My viral load dropped 99.99% according to my doc. There was a "log 5" decrease and the numbers went from 400,000 to 1500 a 2 weeks ago when I just started treatment Cd4 increase was 16 to 64. Needless to say, I am relieved and partially thrilled with the ressult of the meds: prezista/norvir,, intelence, isentress. My doctor said he had never seen such a decrease like this before. At this point, I'm tolerating them pretty well. My question is that since this treatment is not recommended for treatment naive patients, but for those who have developed resistance, have I been put on these drugs prematurely? What does it mean for the future use of other drugs should I need them? My doctor in NYC, after consulting with 2 other HIV specialists thought it best to put me on these meds. In fact, he said they all agreed. This was due to such a low tcell count, and sexual history. Crystal Meth strikes again! He thought there was a good chance that I had possibly already been exposed to resistant strains and they all felt that, with that CD4 count and the long wait to get the resistance test back. I'm anxiously await that result.
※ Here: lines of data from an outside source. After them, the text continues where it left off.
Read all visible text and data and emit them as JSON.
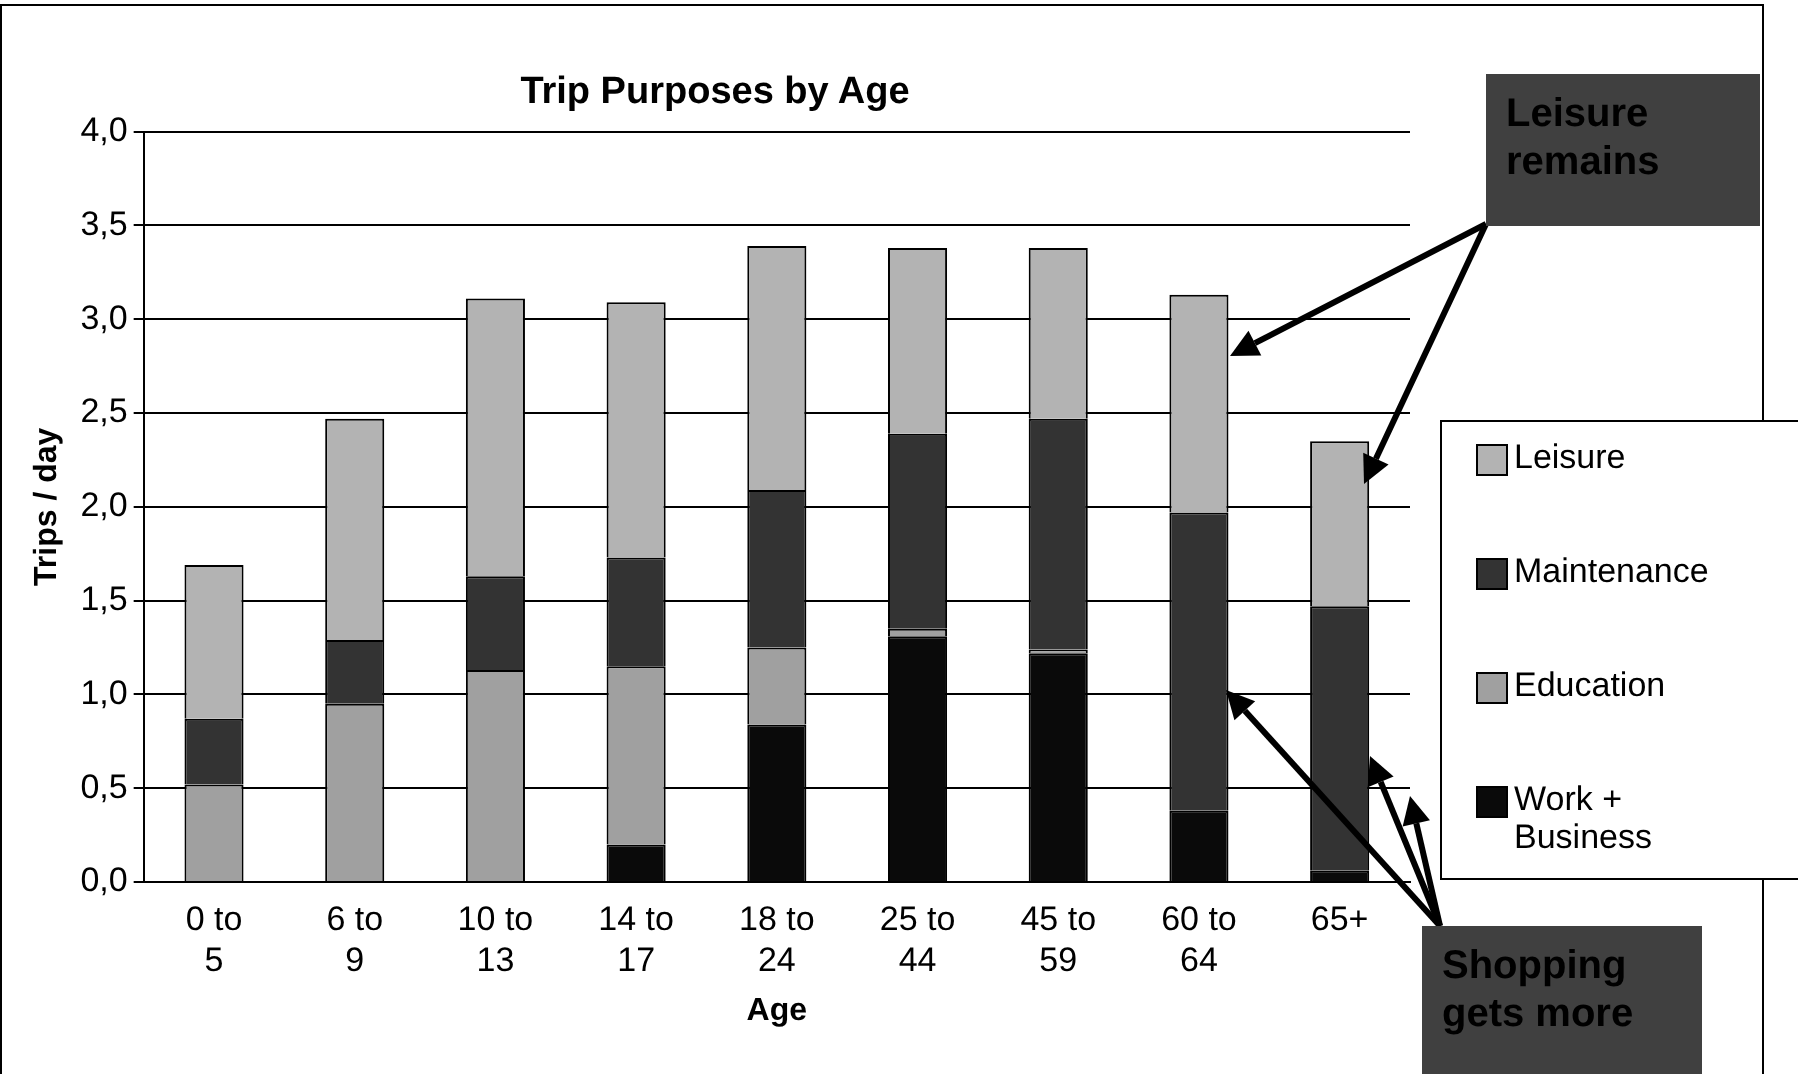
{
  "chart_data": {
    "type": "bar",
    "title": "Trip Purposes by Age",
    "xlabel": "Age",
    "ylabel": "Trips / day",
    "categories": [
      "0 to 5",
      "6 to 9",
      "10 to 13",
      "14 to 17",
      "18 to 24",
      "25 to 44",
      "45 to 59",
      "60 to 64",
      "65+"
    ],
    "stacked": true,
    "series": [
      {
        "name": "Work + Business",
        "color": "#0a0a0a",
        "values": [
          0,
          0,
          0,
          0.2,
          0.84,
          1.31,
          1.22,
          0.38,
          0.06
        ]
      },
      {
        "name": "Education",
        "color": "#a0a0a0",
        "values": [
          0.52,
          0.95,
          1.13,
          0.95,
          0.41,
          0.04,
          0.02,
          0,
          0
        ]
      },
      {
        "name": "Maintenance",
        "color": "#333333",
        "values": [
          0.35,
          0.34,
          0.5,
          0.58,
          0.84,
          1.04,
          1.23,
          1.59,
          1.41
        ]
      },
      {
        "name": "Leisure",
        "color": "#b3b3b3",
        "values": [
          0.82,
          1.18,
          1.48,
          1.36,
          1.3,
          0.99,
          0.91,
          1.16,
          0.88
        ]
      }
    ],
    "ylim": [
      0,
      4
    ],
    "yticks": [
      {
        "value": 0,
        "label": "0,0"
      },
      {
        "value": 0.5,
        "label": "0,5"
      },
      {
        "value": 1,
        "label": "1,0"
      },
      {
        "value": 1.5,
        "label": "1,5"
      },
      {
        "value": 2,
        "label": "2,0"
      },
      {
        "value": 2.5,
        "label": "2,5"
      },
      {
        "value": 3,
        "label": "3,0"
      },
      {
        "value": 3.5,
        "label": "3,5"
      },
      {
        "value": 4,
        "label": "4,0"
      }
    ],
    "grid": "y",
    "legend": "right",
    "annotations": [
      "Leisure remains",
      "Shopping gets more"
    ]
  }
}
Am I "overthinking" this? Was my doctor wrong? He has a great deal of experience with this and I really trust him.

I look forward to hearing from you.

These are the questions that you will have to take up with your doctor and his consultants. I would add to that the question of what you will do when you receive the resistance test results. Will you and he change the regimen based on the resistance test?
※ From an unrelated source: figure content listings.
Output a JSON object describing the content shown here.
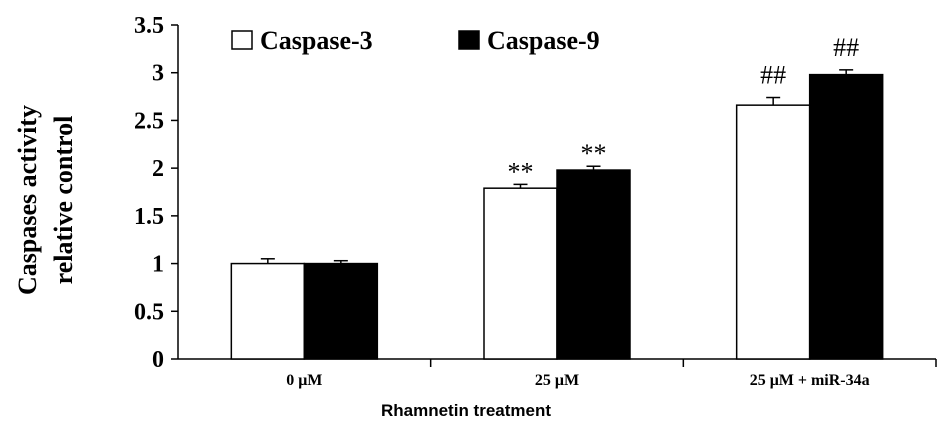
{
  "chart_data": {
    "type": "bar",
    "categories": [
      "0 μM",
      "25 μM",
      "25 μM + miR-34a"
    ],
    "series": [
      {
        "name": "Caspase-3",
        "values": [
          1.0,
          1.79,
          2.66
        ],
        "errors": [
          0.05,
          0.04,
          0.08
        ],
        "color": "#ffffff"
      },
      {
        "name": "Caspase-9",
        "values": [
          1.0,
          1.98,
          2.98
        ],
        "errors": [
          0.03,
          0.04,
          0.05
        ],
        "color": "#000000"
      }
    ],
    "annotations": [
      {
        "category": 1,
        "series": 0,
        "text": "**"
      },
      {
        "category": 1,
        "series": 1,
        "text": "**"
      },
      {
        "category": 2,
        "series": 0,
        "text": "##"
      },
      {
        "category": 2,
        "series": 1,
        "text": "##"
      }
    ],
    "ylabel_line1": "Caspases activity",
    "ylabel_line2": "relative control",
    "xlabel": "Rhamnetin treatment",
    "ylim": [
      0,
      3.5
    ],
    "yticks": [
      "0",
      "0.5",
      "1",
      "1.5",
      "2",
      "2.5",
      "3",
      "3.5"
    ],
    "grid": false,
    "legend_position": "top-left"
  }
}
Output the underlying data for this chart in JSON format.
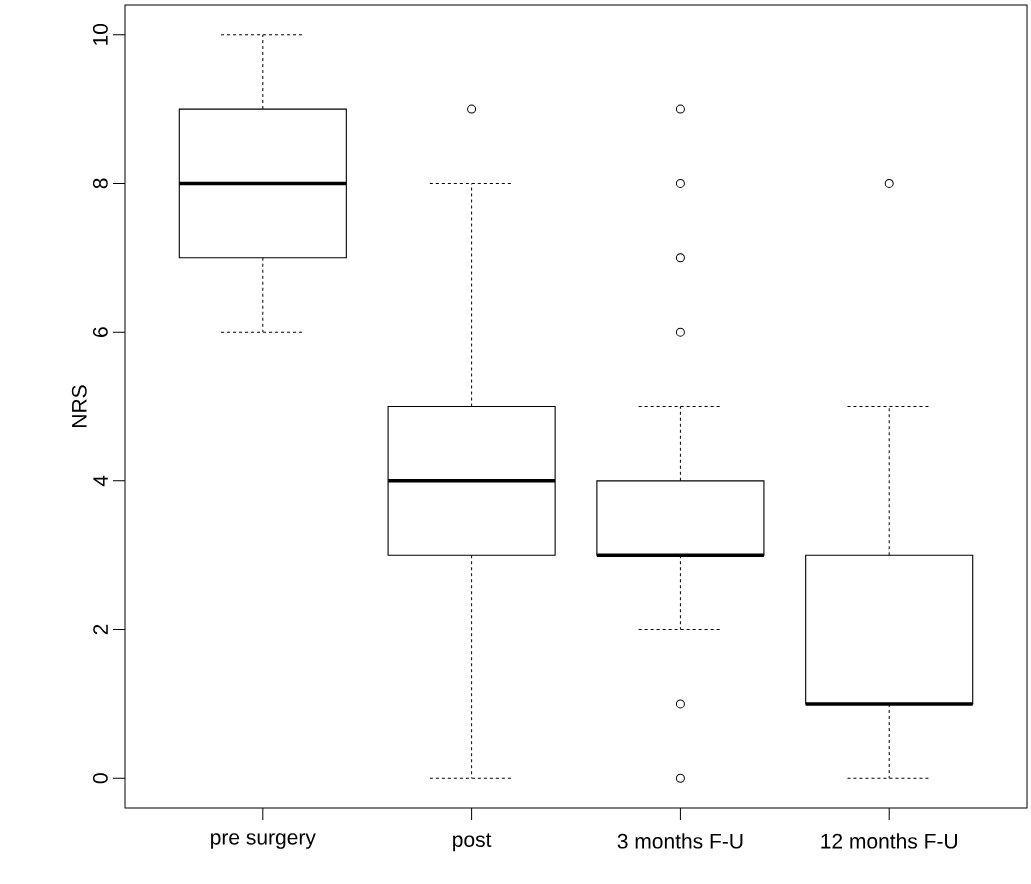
{
  "chart_data": {
    "type": "box",
    "ylabel": "NRS",
    "categories": [
      "pre surgery",
      "post",
      "3 months F-U",
      "12 months F-U"
    ],
    "boxes": [
      {
        "low": 6,
        "q1": 7,
        "median": 8,
        "q3": 9,
        "high": 10
      },
      {
        "low": 0,
        "q1": 3,
        "median": 4,
        "q3": 5,
        "high": 8,
        "outliers": [
          9
        ]
      },
      {
        "low": 2,
        "q1": 3,
        "median": 3,
        "q3": 4,
        "high": 5,
        "outliers": [
          9,
          8,
          7,
          6,
          1,
          0
        ]
      },
      {
        "low": 0,
        "q1": 1,
        "median": 1,
        "q3": 3,
        "high": 5,
        "outliers": [
          8
        ]
      }
    ],
    "ylim": [
      -0.4,
      10.4
    ],
    "yticks": [
      0,
      2,
      4,
      6,
      8,
      10
    ],
    "grid": false
  }
}
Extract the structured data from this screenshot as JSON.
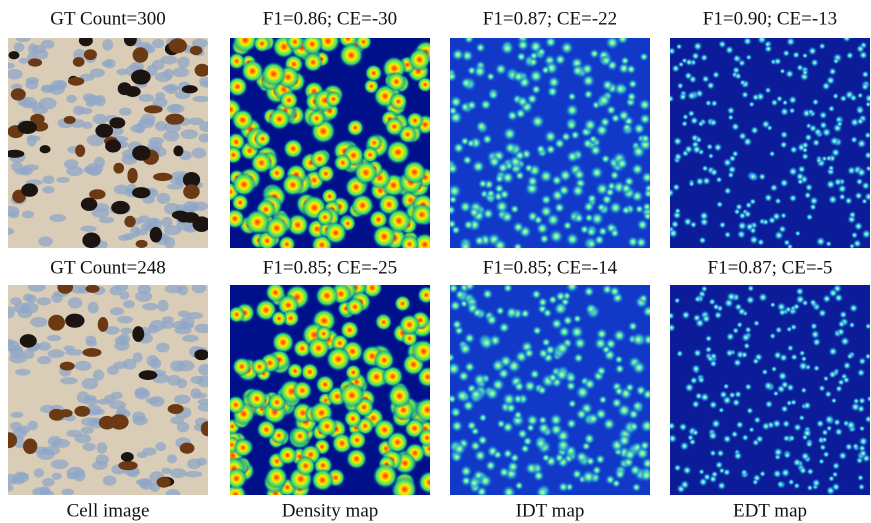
{
  "rows": [
    {
      "titles": [
        "GT Count=300",
        "F1=0.86; CE=-30",
        "F1=0.87; CE=-22",
        "F1=0.90; CE=-13"
      ]
    },
    {
      "titles": [
        "GT Count=248",
        "F1=0.85; CE=-25",
        "F1=0.85; CE=-14",
        "F1=0.87; CE=-5"
      ]
    }
  ],
  "column_labels": [
    "Cell image",
    "Density map",
    "IDT map",
    "EDT map"
  ]
}
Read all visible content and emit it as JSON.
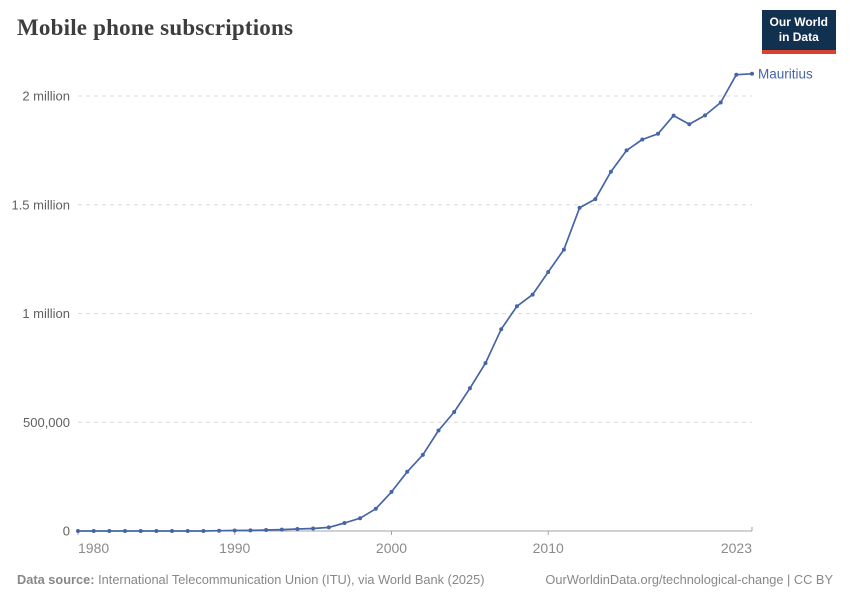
{
  "header": {
    "title": "Mobile phone subscriptions",
    "logo": {
      "line1": "Our World",
      "line2": "in Data"
    }
  },
  "chart_data": {
    "type": "line",
    "title": "Mobile phone subscriptions",
    "xlabel": "",
    "ylabel": "",
    "xlim": [
      1980,
      2023
    ],
    "ylim": [
      0,
      2000000
    ],
    "grid": "dashed-horizontal",
    "legend_position": "end-of-line",
    "x_ticks": [
      1980,
      1990,
      2000,
      2010,
      2023
    ],
    "x_tick_labels": [
      "1980",
      "1990",
      "2000",
      "2010",
      "2023"
    ],
    "y_ticks": [
      0,
      500000,
      1000000,
      1500000,
      2000000
    ],
    "y_tick_labels": [
      "0",
      "500,000",
      "1 million",
      "1.5 million",
      "2 million"
    ],
    "series": [
      {
        "name": "Mauritius",
        "color": "#4665a5",
        "x": [
          1980,
          1981,
          1982,
          1983,
          1984,
          1985,
          1986,
          1987,
          1988,
          1989,
          1990,
          1991,
          1992,
          1993,
          1994,
          1995,
          1996,
          1997,
          1998,
          1999,
          2000,
          2001,
          2002,
          2003,
          2004,
          2005,
          2006,
          2007,
          2008,
          2009,
          2010,
          2011,
          2012,
          2013,
          2014,
          2015,
          2016,
          2017,
          2018,
          2019,
          2020,
          2021,
          2022,
          2023
        ],
        "values": [
          0,
          0,
          0,
          0,
          0,
          0,
          0,
          0,
          0,
          1300,
          2500,
          2900,
          4500,
          6400,
          9000,
          11700,
          16500,
          37000,
          59000,
          102000,
          180000,
          272000,
          350000,
          462000,
          547000,
          656000,
          772000,
          928000,
          1033000,
          1087000,
          1191000,
          1294000,
          1486000,
          1526000,
          1652000,
          1750000,
          1800000,
          1826000,
          1910000,
          1870000,
          1911000,
          1970000,
          2098000,
          2102000
        ]
      }
    ]
  },
  "footer": {
    "source_label": "Data source:",
    "source_text": " International Telecommunication Union (ITU), via World Bank (2025)",
    "link_text": "OurWorldinData.org/technological-change | CC BY"
  },
  "colors": {
    "line": "#4665a5",
    "entity_label": "#4665a5",
    "grid": "#dcdcdc",
    "axis": "#a3a3a3",
    "x_tick_label": "#8b8b8b",
    "y_tick_label": "#606060",
    "title": "#3d3d3d",
    "footer": "#888888",
    "logo_bg": "#12304f",
    "logo_red": "#d8432f"
  }
}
I gather from your question that you were started on medication before the result of the resistance test was available. Your doctors were motivated to start you right away by your very low CD4 cell count. Apparently, your doctors were also motivated by your history to use 4 drugs, though there has never been a clinical trial among treatment naive patients showing that 4 active drugs was superior to 3. And, as you suggest, your doctors decided to use a novel initial regimen.

There are available data for the use of Prezista/RTV in naive patients; in a recent head to head trial comparing it to lopinavir/r (Kaletra), it was found to be comparable, and the recent IAS-USA guidelines includes it among the acceptable initial boosted PIs.

The use of a second line NNRTI (Intelence) as well as the new integrase inhibitor raltegravir (RAL-Isentress), is outside of current guidelines as well, as you suggest. There are data from one trial of RAL in comparison to EFV (Sustiva) in which it was found to be comparable over 96 weeks, but there is uncertaintly about the use of RAL in treatment naive patients at present.

The main reason for any uncertainty for the choice of ART in naive patients is that our standard regimens perform extremely well, i.e. a boosted PI such as lopinavir or atazanavir, or EFV, have been shown to lead to optimal control in 80%+ of patients in one year, and the majority of patients after 3-5 years or more.

My guess is that your physicians thought that your risk of an acquited NNRTI mutation was very high, and, presumably, that your risk of one or more PI mutations was similarly higher than usual.

You and your doctors have many options from this point forward. When your doctors get your resistance tests back, you can discuss whether this unusual initial regimen remains the best option for you. While I understand your enthusiasm for your rapidly falling viral load, you should be cautioned that similar results are seen in patients with advanced disease and viral loads below 100 with our current standard regimens, though they may take a little longer to occur.

You should also talk to your doctor about your use of crystal meth, as that represents a serious threat to your medication adherence in the long run.